Since the start of lockdown in March, thousands of weddings across the UK have been cancelled as venues were not permitted to host large numbers of guests and places of worship were closed.
It was only on Saturday 8 August that couples were allowed to have both a ceremony and a wedding reception again – although the number of guests is still limited to a maximum of 30 people.
Which? said it has spoken to seven couples “battling to have their claim accepted” by UK General Insurance, including Lidia Szmid and Adam Burton.
The couple told Which? they bought a wedding insurance policy from WeddingPlan in March after receiving written confirmation that they would be covered if the government closed the venue due to coronavirus.
However, the couple’s £10,000 claim was later rejected and a Subject Access Request suggested employees thought the couple could be committing fraud, despite having informed the company of their situation in advance.
Szmid and Burton eventually received a payout but other couples in the same position have not, says Which?
Which? pointed out that the company’s website appeared to contradict decisions made.
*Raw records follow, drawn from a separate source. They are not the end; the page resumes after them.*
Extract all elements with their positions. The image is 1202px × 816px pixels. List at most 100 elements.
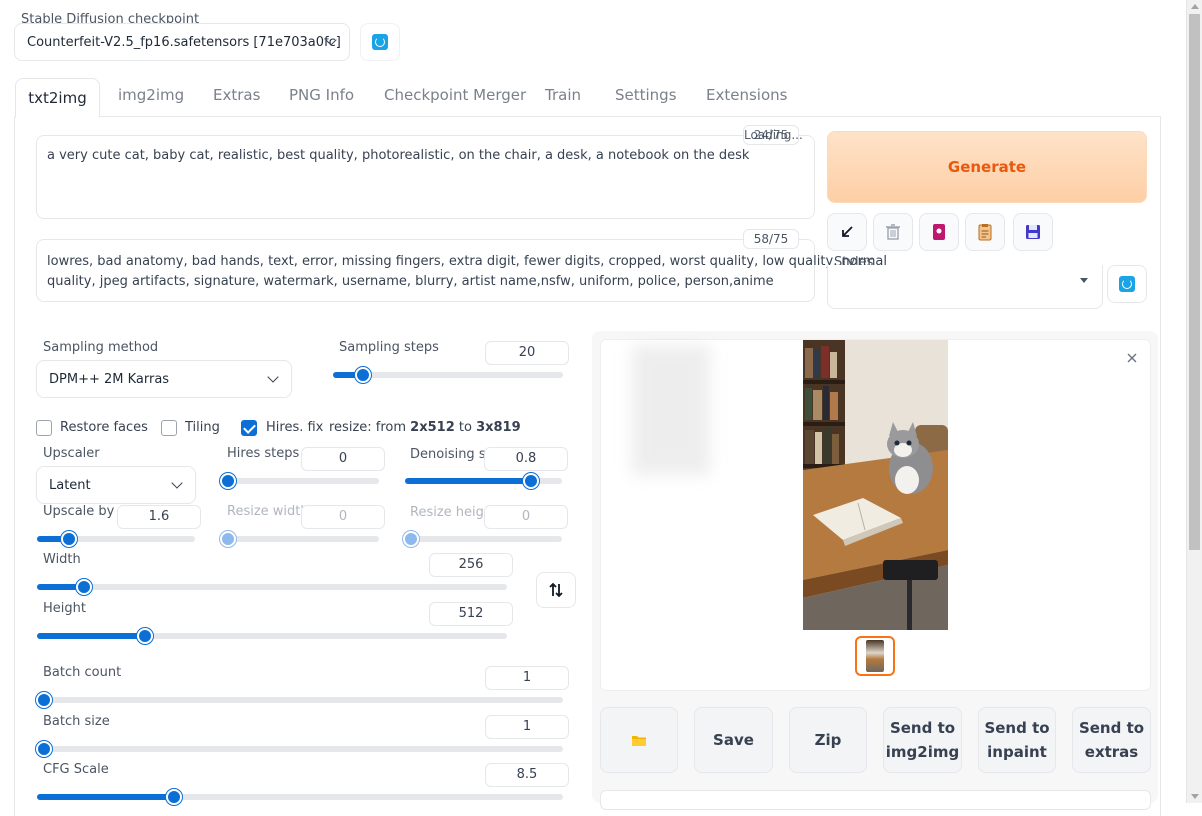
resize-width-input[interactable]: 0 [301,505,385,529]
styles-select[interactable] [827,265,1103,309]
tab-settings[interactable]: Settings [615,86,677,104]
resize-width-label: Resize width [227,504,309,519]
generated-image-art [803,340,948,630]
sampling-method-label: Sampling method [43,340,159,355]
hires-steps-slider[interactable] [220,473,379,489]
tiling-checkbox[interactable] [161,420,177,436]
negative-token-counter: 58/75 [743,229,799,249]
gallery-thumbnail[interactable] [855,636,895,676]
scrollbar-thumb[interactable] [1189,14,1200,550]
height-slider[interactable] [37,628,507,644]
width-label: Width [43,552,81,567]
generate-label: Generate [947,158,1027,176]
send-to-extras-button[interactable]: Send to extras [1072,707,1151,773]
hires-steps-input[interactable]: 0 [301,447,385,471]
extra-networks-button[interactable] [919,213,959,251]
tab-train[interactable]: Train [545,86,581,104]
send-to-inpaint-button[interactable]: Send to inpaint [978,707,1056,773]
batch-count-input[interactable]: 1 [485,666,569,690]
save-button[interactable]: Save [694,707,773,773]
restore-faces-checkbox[interactable] [36,420,52,436]
apply-style-button[interactable] [965,213,1005,251]
checkpoint-select[interactable]: Counterfeit-V2.5_fp16.safetensors [71e70… [14,23,350,61]
upscale-by-slider[interactable] [37,531,195,547]
gallery-thumbnail-image [866,640,884,672]
height-input[interactable]: 512 [429,602,513,626]
batch-size-input[interactable]: 1 [485,715,569,739]
resize-height-label: Resize height [410,505,485,520]
denoising-strength-input[interactable]: 0.8 [484,447,568,471]
resize-height-slider[interactable] [403,531,562,547]
send-to-extras-line-1: Send to [1078,719,1145,737]
upscaler-select[interactable]: Latent [36,466,196,504]
tab-checkpoint-merger[interactable]: Checkpoint Merger [384,86,526,104]
arrow-down-left-icon [842,226,853,237]
floppy-disk-icon [1026,225,1040,239]
cfg-scale-slider[interactable] [37,789,563,805]
tab-txt2img[interactable]: txt2img [15,78,100,118]
batch-count-label: Batch count [43,665,122,680]
hires-fix-checkbox[interactable] [241,420,257,436]
negative-prompt-textarea[interactable]: lowres, bad anatomy, bad hands, text, er… [36,239,887,302]
clipboard-icon [978,224,992,241]
tab-png-info[interactable]: PNG Info [289,86,354,104]
clear-prompt-button[interactable] [873,213,913,251]
sampling-method-value: DPM++ 2M Karras [49,371,170,387]
send-to-extras-line-2: extras [1084,743,1139,761]
read-params-button[interactable] [827,213,867,251]
send-to-inpaint-line-1: Send to [984,719,1050,737]
upscaler-label: Upscaler [43,446,100,461]
open-folder-button[interactable] [600,707,678,773]
upscale-by-input[interactable]: 1.6 [117,505,201,529]
cfg-scale-label: CFG Scale [43,762,109,777]
batch-size-slider[interactable] [36,741,563,757]
prompt-textarea[interactable]: a very cute cat, baby cat, realistic, be… [36,135,815,219]
sampling-steps-slider[interactable] [333,367,563,383]
width-slider[interactable] [37,579,507,595]
tab-extensions[interactable]: Extensions [706,86,787,104]
resize-info-mid: to [454,420,477,435]
prompt-token-counter: 24/75 Loading... [743,125,803,145]
restore-faces-label: Restore faces [60,420,148,435]
folder-icon [632,736,646,746]
denoising-strength-slider[interactable] [405,473,562,489]
generate-button[interactable]: Generate [827,131,1147,203]
sampling-steps-label: Sampling steps [339,340,439,355]
scrollbar-up-arrow[interactable] [1191,4,1199,9]
send-to-img2img-button[interactable]: Send to img2img [883,707,962,773]
send-to-img2img-line-1: Send to [889,719,956,737]
resize-height-input[interactable]: 0 [484,505,568,529]
save-style-button[interactable] [1013,213,1053,251]
batch-count-slider[interactable] [36,692,563,708]
tab-extras[interactable]: Extras [213,86,260,104]
sampling-method-select[interactable]: DPM++ 2M Karras [36,360,292,398]
send-to-img2img-line-2: img2img [885,743,960,761]
chevron-down-icon [267,371,279,383]
caret-down-icon [1080,278,1088,283]
resize-info-from: 2x512 [410,420,455,435]
sampling-steps-input[interactable]: 20 [485,341,569,365]
loading-text: Loading... [744,128,803,142]
swap-arrows-icon [549,582,563,598]
tab-label: txt2img [28,89,87,107]
height-label: Height [43,601,86,616]
scrollbar-down-arrow[interactable] [1191,794,1199,799]
cfg-scale-input[interactable]: 8.5 [485,763,569,787]
refresh-checkpoint-button[interactable] [360,23,400,61]
chevron-down-icon [171,477,183,489]
upscaler-value: Latent [49,477,91,493]
refresh-styles-button[interactable] [1107,265,1147,303]
swap-dimensions-button[interactable] [536,572,576,608]
zip-button[interactable]: Zip [789,707,867,773]
refresh-icon [1119,276,1135,292]
negative-prompt-line-2: quality, jpeg artifacts, signature, wate… [47,274,774,289]
close-icon[interactable] [1125,351,1139,365]
blurred-preview-image [632,345,710,475]
generated-image[interactable] [803,340,948,630]
upscale-by-label: Upscale by [43,504,115,519]
card-icon [933,224,945,240]
width-input[interactable]: 256 [429,553,513,577]
scrollbar-track[interactable] [1186,0,1202,803]
tab-img2img[interactable]: img2img [118,86,184,104]
resize-width-slider[interactable] [220,531,379,547]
WeddingPlan reportedly shared online advice in March that it would cover cancellations caused by the “outbreak of a contagious and infectious disease” or venue closures by a “relevant authority”.
But Which? said it failed to disclose ambiguous clauses in its terms and conditions that claims would not be covered if related to “government regulations or acts” or “prohibitive regulations”, without clarifying who the “relevant authority” relates to.
Ms Ross continued: “The persistence of one bride who refused to be given the brush-off by a big insurance company produced a damning dossier of evidence exposing how the firm exploited unclear terms and conditions to avoid paying out on claims.”
UK General Insurance told Which? it is a distributor – not the insurer – and does not have the final say on whether a claim is paid to a couple.
A spokesperson said the decision whether to pay claims rests with the insurer, in this case Great Lakes, not the distributor.
UK General Insurance and Great Lakes said in a joint statement: “We acknowledge and regret the lack of clarity in some of the FAQs relating to coronavirus posted on our websites, but we have subsequently thoroughly reviewed the coverage position in respect of claims for wedding cancellations arising from the Covid-19 pandemic, and have republished FAQs and will continue to monitor these as the situation develops.”